When we question norms, and assert our right to think for ourselves, we risk being looked upon as deviant. But without taking that risk, we can’t move beyond being considered “belongings,” defined only in terms of our roles instead of the thinking, feeling people that we are in ourselves. And who have the right to say - It is my body and what I do with it is none of your business. 


  1. Wow – This is one hard-hitting read. Yes, society does want women to have kids early, and at least two kids, right? And if you don't comply, everyone does seem out to judge you, right? I feel that far too many women live out their lives as per the societal plan, without giving this decision the due thought it requires, because, hey, isn’t that what you do after you marry – have kids? Sadly, many only realize what it means to have kids after they have kids, and then, though the far-flung aunties are happy, maybe the woman is not. But then it’s not right to talk about this, right? Which woman wouldn’t be happy tending 24*7 to another human being and putting her own dreams on a back burner for the next 20 years? I’m also saddened when couples take decisions to have kids and then seem to live and behave like they actually don’t have kids, barely giving the time and attention that young babies need.

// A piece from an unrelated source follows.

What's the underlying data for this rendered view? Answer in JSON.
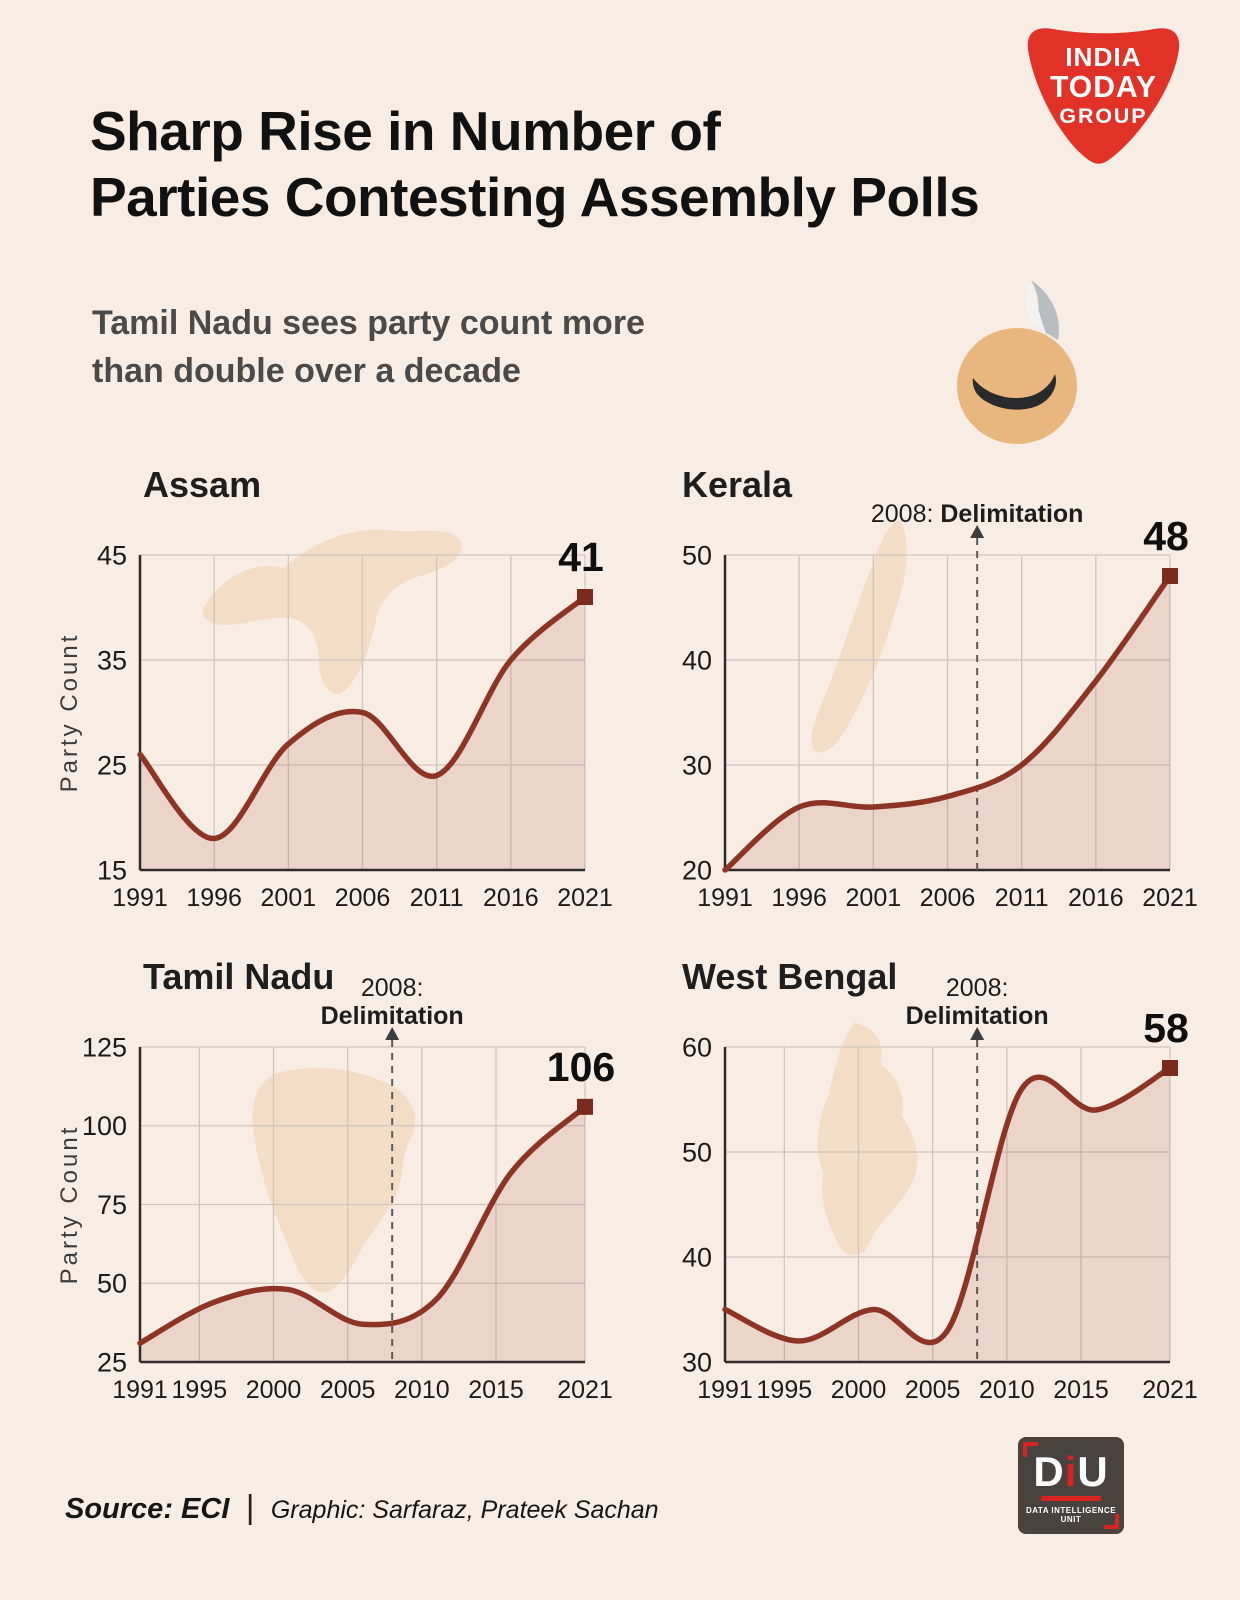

    I think this is a personal decision. Give two hoots to society. It’s a decision that only the husband and wife should make. After all, they are the primary physical, financial, and emotional caregivers, NOT the far-flung aunties. It isn’t just the woman’s decision, because it’s her womb. It’s definitely as much the husband’s decision. And I feel it’s important for the two to be on the same page for such a life changing decision. Research reveals that when one partner is forced into having kids when they’re not ready, it isn’t good for the longevity of the relationship too. On the other hand, planned and welcomes babies do so much better in the world. Here’s to choice!

  2. Yes, everyone's so quick to give advice. They seem to know exactly what you should do with your life. And can't even think there is something beyond this "one true way." Yeah, every woman should be happy doing that, right ? What could bring a woman more joy than being a mother? When I read JessicaValenti's book, for a moment, I was taken aback when she says motherhood is not the most important job you can do. If I think about it, it's what I think too. But on an emotional level, it felt different - I felt like she was saying something you are not supposed to say, not supposed to even think.

    Yes having a baby & then not giving them enough attention is just sad.

    I didn't mean at all that it is just the woman's decision. Yes, they both have an equal say. The point I wanted to make was about how our bodies are our own. All this unnecessary advice giving comes from a system where the woman is seen as second-class and not having any identity of and from themselves.

    Yes, here's to choice :)

  3. I read your blog and I agree that this is a personal matter. I'm very impressed by your blogs; you're writing so well.